東欧では新工場稼働/生産能力増強、ロシアでは延期していた新工場の稼働

2016/09/16

要約

 西欧17カ国のライトビークルの販売台数は、LMC Automotiveによれば、2015年が前年比8.9%増の1,318万台、2016年1-8月は前年同期比7.2%増の934万台と増加を続けている。こうした中、日系自動車部品メーカーによる欧州での事業展開では、欧米自動車メーカー・部品メーカーからの受注拡大を図るものが引き続き多い。炭素繊維製品、安全技術分野での生産・事業体制構築も目立つ。

欧州全般:営業・開発拠点の強化、一部事業領域の整理

 曙ブレーキは、営業・開発人員を増強し量産メーカーへの受注拡大を目指す。

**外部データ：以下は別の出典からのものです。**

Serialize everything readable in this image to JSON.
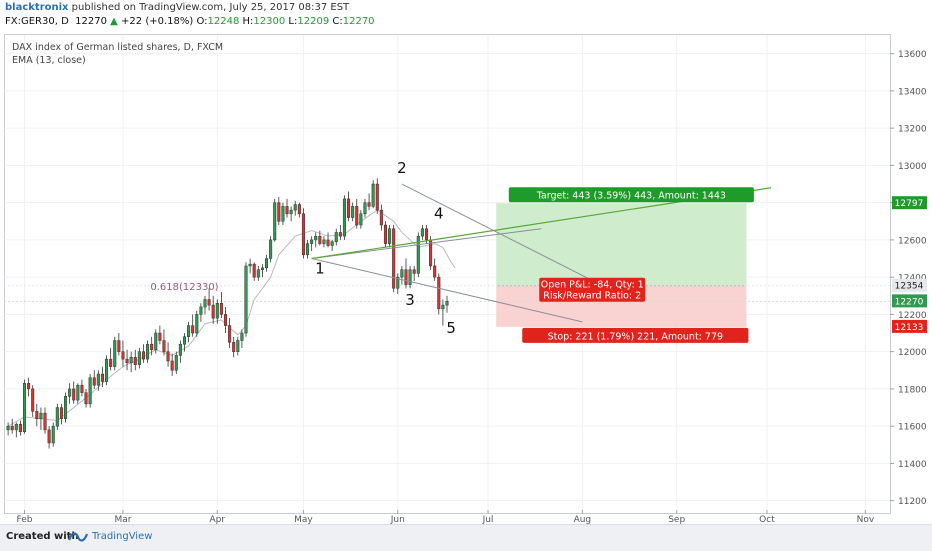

日本電産エレシスは、先進運転支援システム(ADAS)の開発拠点設立を計画。トヨタ紡織は、トヨタおよび上級車向け以外の内装事業を売却。

ドイツ:営業体制の強化、生産拠点の再編・強化、炭素繊維・安全技術分野の事業体制構築など

 ドイツでは、ドイツメーカー向け営業拠点設立(旭化成、芦森工業パイオラックス)、生産体制の集約化・強化(住友ゴム:現地3子会社を集約化・開発拠点も新設、日清紡ブレーキ:2工場を統合し新建屋増設も、武蔵精密:M&A)、炭素繊維製品の生産体制強化(帝人:材料から成型までの一貫生産体制、三井物産:現地エンジニアリング会社に資本参加、三菱レイヨン:量産車向け中間基材の新工場)、先進安全にかかわる画像認識技術開発の新会社設立(デンソー)により、欧州自動車メーカーからの受注拡大を目指している。

西欧(除くドイツ):生産能力増強・工場再編、企業買収、販売体制強化

 生産能力増強では、カルソニックカンセイの英国でのコックピットモジュール、積水化成品のオランダでの発泡樹脂原材料とドイツを候補地とする成形・加工工場の新設計画、ユニプレスの英国での骨格部品などがあり、工場再編では、ジェイテクトの欧州全体での軸受工場の再編による収益基盤強化の動きがみられる。M&Aでは、アルファによるスウェーデンの鍵メーカーグループ買収、東レによるイタリアの炭素繊維プリプレグメーカー買収、ハイレックスによるイタリアのウインドレギュレーター・メーカー買収がみられる。トピー工業はイタリアのスチールホイールメーカーとの資本関係を強化。販売体制強化では、ヨロズがパリ郊外に欧州事務所を開設。いずれも欧州メーカーを主とした事業拡大を目指すもの。

東欧:新工場の稼働・生産能力増強が続く

 東欧では、日欧系メーカー等からの受注に対応した新工場の稼働(JSR:高機能合成ゴム、住友理工:ホース、ハイレックス:ドアモジュール)や生産能力の増強(日本電産:モーター、ハイレックス:ウインドレギュレーターなど、サンデンホールディングス:エアコンシステムの新ライン立ち上げ)がみられる。

ロシア:市場縮小のなか新工場を稼働

 ロシアの2016年1-8月の自動車販売台数は前年同期比14.9%減の90万台と2015年1月以来20カ月連続のマイナスが続いている。2016年1-6月の生産台数も61万台(同16.2%減)と低水準。このため、日系部品メーカーの新設工場の稼働延期が続いていたが、大同メタル(トラックエンジン用軸受)、ハイレックス(コントロールケーブルなど)が、2016年に入って稼働に踏み切った。

モロッコ/トルコ:新工場の建設・稼働、現地企業への出資による増産計画

 モロッコでは、旭硝子が自動車ガラスの合弁工場新設を計画。トルコでは、GSユアサがトルコ企業に50%出資し、鉛蓄電池の増産を計画。住友ゴムが、合弁新工場での乗用車用ラジアルタイヤを生産開始。